EUOF. Digital drawing (to be a digital painting later).

Work in Progress = EUOF (excessive use of force). This is far from done. It actually evolved from thinking about Ferguson, and ISIS, and people taking it upon themselves to execute others under whatever thin rationalization, and with the power structure they happen to occupy [not to mention the indiscriminate bombing by drones, and other crimes of war]. The “victim” here is organic, overly organic, vulnerably organic, cancerous, tumorous. And the assailant has become a robot. Think DARPA, and the military robots that are being created, and which I fear may be used against civilian populations in revolutions against corporate, corrupt, absolute rule. I was never sure where I was going to put the robot’s guns, and then finally they emerged on its face. Everything is slowly evolving, and despite the fact that I use a computer, the process is really organic and intuitive (even more so than when I used traditional mediums, because working digitally is more flexible). A lot of things at this stage are just plain wrong. Proportions, perspective, lighting/shading and so on. That’s part of the process I use, in which I’m constantly restructuring everything, and then getting new ideas, and then fixing the new mistakes. Eventually this will go in color. To see earlier stages of this, you can go here.

5 replies on “Work in Progress: EUOF

    1. Probably apropriate. Same sort of idea. Some sort of rhetoric to justify murder in the name of good. I don’t know what this will look like when it’s done. I haven’t even dealt with the background yet, and the rot’s back and legs remain to be defined. And then the color!
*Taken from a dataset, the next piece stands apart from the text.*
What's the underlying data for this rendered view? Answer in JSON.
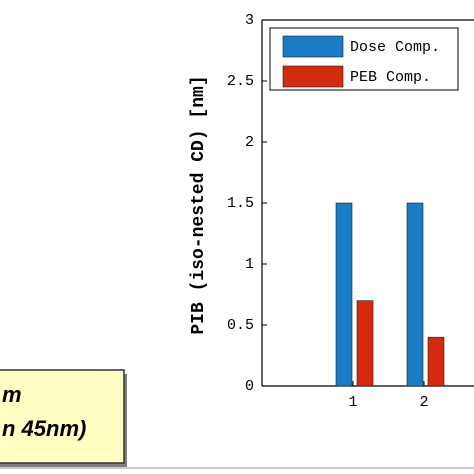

      1. I work in different ways, which I think is good, but with this peace there’s a lot of just looking at it and then seeing what to change. That element is kind of like an inkblot test. And then I get new ideas (the robot originally was a human), and it develops. That can’t happen when one does conceptual art and pays someone else to execute the process.


      2. Yes, I agree. I don’t see how an artist directing someone else to do their work can even say they created the work. I love Rauschenberg and Bearden but wonder about their heavy use of assistants.